KARACHI: Lack of practice, last-minute change of venues, defensive play, rain, a soggy pitch and a make-shift coach can all serve as good excuses for the Pakistan Football Federation (PFF) for the national team’s 3-0 loss to Bangladesh in the 2014 FIFA World Cup qualifiers at the Sher-e-Bangla Stadium in Dhaka on Wednesday.

Like good politicians, the PFF can also say that this was just the first match of the two-legged event and Pakistan is bound to bounce back in the second tie, to be played at home at the Punjab Stadium in Lahore on Sunday.

But the PFF, for the time being, has decided to remain mum about the causes of defeat while only announcing that they do not intend to replace the team coach after the loss.

“We will stick with Tariq Lutfi unless we have the option of getting a foreign coach,” said PFF Secretary General Col Ahmad Yar Khan Lodhi, while speaking to Dawn.

Whereas Pakistan’s most qualified coach Tariq Lutfi has been adopting a defensive strategy in one match after another and should now be sent home due to this persistent habit of his, he too in turn can point back a finger at the federation for their failure to lineup enough practice matches for the national team prior to the important qualifiers.

All the tours planned for the team couldn’t materialise as several countries declined due to their full schedules in reply to PFF’s proposals.

“What can we do?” Lodhi wondered aloud. “No team wants to tour Pakistan and when we want to visit some country, they say they are busy.”

But the fact is that the PFF, headed by a thorough politician Makhdoom Syed Faisal Saleh Hayat, is better at playing politics than booking tours for its talented team.

While the PFF president may win all kinds of Asian Football Confederation (AFC) and FIFA elections to get into all kinds committees, the laxity on his federation’s part foils all attempts of arranging good tours for the team. They only wake up a month or two ahead of a big event, which is of no use as tours are booked even years in advance.

As for the issue of finding a competent coach for the team, they are weighing qualifications rather than strategy. Perhaps that is why Pakistan has only won five games since the current PFF management took over in 2007.

They ignored so many offers from good foreign coaches who were willing to take on the challenge of training the side including Graham Roberts of England and Wolfgang Jerat of Germany, both of whom even came down to Pakistan but left without signing any deal.

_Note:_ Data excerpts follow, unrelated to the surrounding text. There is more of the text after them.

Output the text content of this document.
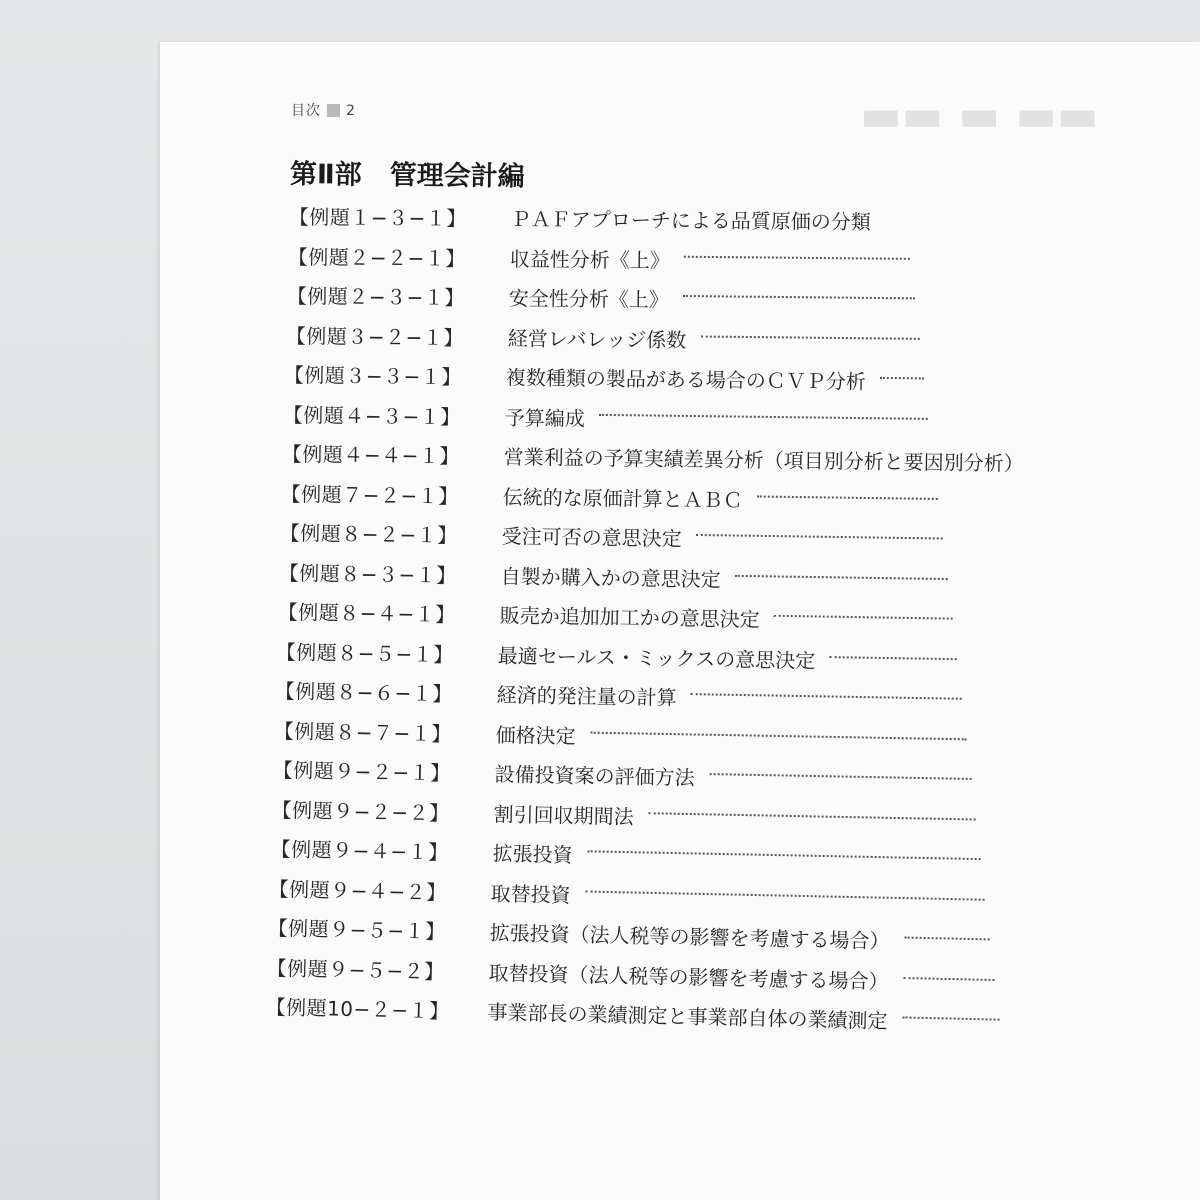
目次 2
第Ⅱ部 管理会計編
【例題１−３−１】 ＰＡＦアプローチによる品質原価の分類
【例題２−２−１】 収益性分析《上》
【例題２−３−１】 安全性分析《上》
【例題３−２−１】 経営レバレッジ係数
【例題３−３−１】 複数種類の製品がある場合のＣＶＰ分析
【例題４−３−１】 予算編成
【例題４−４−１】 営業利益の予算実績差異分析（項目別分析と要因別分析）
【例題７−２−１】 伝統的な原価計算とＡＢＣ
【例題８−２−１】 受注可否の意思決定
【例題８−３−１】 自製か購入かの意思決定
【例題８−４−１】 販売か追加加工かの意思決定
【例題８−５−１】 最適セールス・ミックスの意思決定
【例題８−６−１】 経済的発注量の計算
【例題８−７−１】 価格決定
【例題９−２−１】 設備投資案の評価方法
【例題９−２−２】 割引回収期間法
【例題９−４−１】 拡張投資
【例題９−４−２】 取替投資
【例題９−５−１】 拡張投資（法人税等の影響を考慮する場合）
【例題９−５−２】 取替投資（法人税等の影響を考慮する場合）
【例題10−２−１】 事業部長の業績測定と事業部自体の業績測定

The reason given by the PFF for not hiring them is lack of funds for which they blame the Pakistan Sports Board and the government. But they are still without a good foreign coach who is the need of the hour, despite Faisal Saleh Hayat being a part of the government now.

Sadly, in the past when the PFF did manage to get hold of a good coach, they antagonized him by quickly laying the blame on for the lost matches, as was done with George Kottan of Austria.

Yes, the PFF is only good at one thing, fulfilling AFC and FIFA’s requirements on paper to keep receiving the funds from them.

Meanwhile, the green jerseys, one of the 16 lowest-ranked teams playing the current home and away qualifiers, is now on the verge of crashing out in the first round itself after already losing two other important qualifying rounds this year such as the 2012 Olympic qualifying matches that they lost to Malaysia and the AFC Challenge Cup qualifiers which they lost to India.

Their only chance to make it to the second round is to score a close-to-impossible 4-0 victory in the second leg.

No one here is interested in victories, really. And no one here will raise their voice against the workings of this incompetent federation as football in Pakistan is yet to achieve the kind of glory that came our way in cricket and hockey.

So while the National Assembly and Senate standing committees on sports and the various sports ministers continue to demand answers from national cricket and hockey managements for their poor performances, no one really worries about football despite the untapped talent for the world famous game available in the country.